Everyone dies alone. You may be surrounded by family, or your may slip away unexpectedly with no one by your side. In the birth of every person was a mother’s participation. All of us were brought into the world through someone else’s labor. No one imagines his arrival while resting in the womb and then bravely confronts crossing into the unknown world. But death? Death comes like a thief in the night and promises to take us some place and never warns us what that place will be. Torment? Bliss? Nirvana? Oblivion?
“Oh death, where is thy sting?”
The sting is watching fear in my father’s eyes when a doctor lies to me and assures me his dementia has advanced to the point that he doesn’t know what is happening to him. The sting will be when the fingers that long ago ceased to play Hank Williams and Johnny Cash on a Martin D18 will go slack in my hand. The sting will be when my mother goes limp and cries out in anguish over the end that we all see coming but can never be prepared for. The sting is the sound of heavy dirt on a hollow box and knowing that the man who used to read me Dr. Seuss and rent me Disney movies on Friday when my mom worked late at the bank and he had to pick me up from school, that the carpenter who once sold half his tools to buy me a bicycle when I didn’t understand why we were too poor for me to have one…is…gone. Gone where? Gone. Gone from everywhere.

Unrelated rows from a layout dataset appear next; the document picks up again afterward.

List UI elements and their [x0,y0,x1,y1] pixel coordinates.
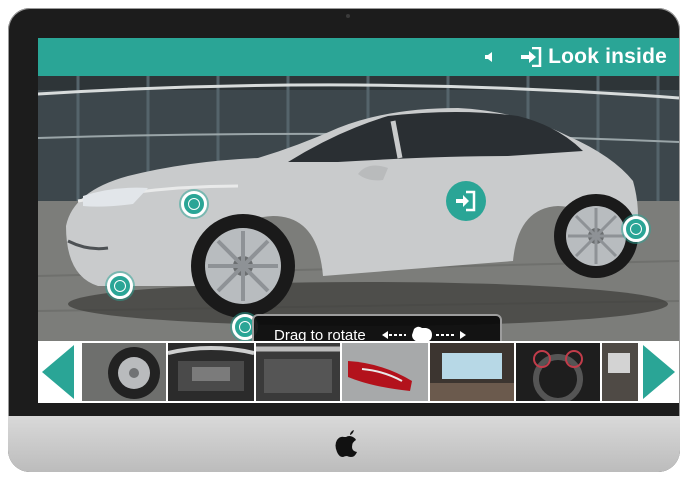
look-inside-label: Look inside [548,45,667,68]
drag-hand-icon [381,326,466,341]
hotspot-hood[interactable] [181,191,207,217]
next-arrow-button[interactable] [639,341,679,403]
apple-logo-icon [335,430,357,457]
enter-interior-hotspot[interactable] [446,181,486,221]
chevron-right-icon [643,345,675,399]
wheel-thumbnail-image [82,343,166,401]
dashboard-thumbnail-image [516,343,600,401]
sunroof-thumbnail-image [430,343,514,401]
top-bar: Look inside [38,38,679,76]
thumb-sunroof[interactable] [430,343,514,401]
sign-in-icon [456,190,476,212]
imac-frame: Look inside Drag to rotate [8,8,680,472]
thumb-tail-light[interactable] [342,343,428,401]
thumb-wheel-tire[interactable] [82,343,166,401]
thumb-trunk[interactable] [256,343,340,401]
thumbnail-strip [38,341,679,403]
sound-button[interactable] [478,38,504,76]
hotspot-rear[interactable] [623,216,649,242]
previous-arrow-button[interactable] [38,341,78,403]
drag-label: Drag to rotate [274,326,366,342]
door-thumbnail-image [602,343,638,401]
look-inside-button[interactable]: Look inside [520,45,667,69]
thumb-door-interior[interactable] [602,343,638,401]
sign-in-icon [521,47,542,67]
speaker-icon [485,52,493,62]
trunk-thumbnail-image [256,343,340,401]
screen: Look inside Drag to rotate [38,38,679,403]
hotspot-front-bumper[interactable] [107,273,133,299]
imac-chin [8,416,680,472]
car-360-viewer[interactable]: Drag to rotate [38,76,679,341]
chevron-left-icon [42,345,74,399]
thumb-engine-bay[interactable] [168,343,254,401]
drag-to-rotate-hint: Drag to rotate [252,314,502,341]
webcam-dot [346,14,350,18]
thumb-dashboard[interactable] [516,343,600,401]
tail-light-thumbnail-image [342,343,428,401]
car-photo [38,76,679,341]
engine-thumbnail-image [168,343,254,401]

Gone to…where?
Peter is said to have asked Jesus, “Lord, to whom shall we go?”
I am convinced that if anyone has more than a modicum of comfort or certainty because of religion, then that person simply does not grasp the severity of the human condition. But somehow Peter’s words offer me something. Otherwise there are no promises, no admonishments, no signs, wonders, or visions that don’t evoke Luther’s question from me, “But is it true?” There seems to be an allowance, though. A concession? There is an old story about someone who accepts and can work with the fear and dread of a frightened person–a person who questions everything and arrives finally where he does for no other reason than lack of other escape.
My father is dying. There is no hope for him. There is no peace to be found in what very well could be fairy tales. But I have been told that Jesus does not turn away even those who come to him only hoping the stories might somehow, some way, possibly be true…and I don’t know of any place else to go to escape the finality I see with my own eyes.
Maybe that is enough.
For my sake and the world’s sake and mostly my dying father’s sake, I hope that is enough.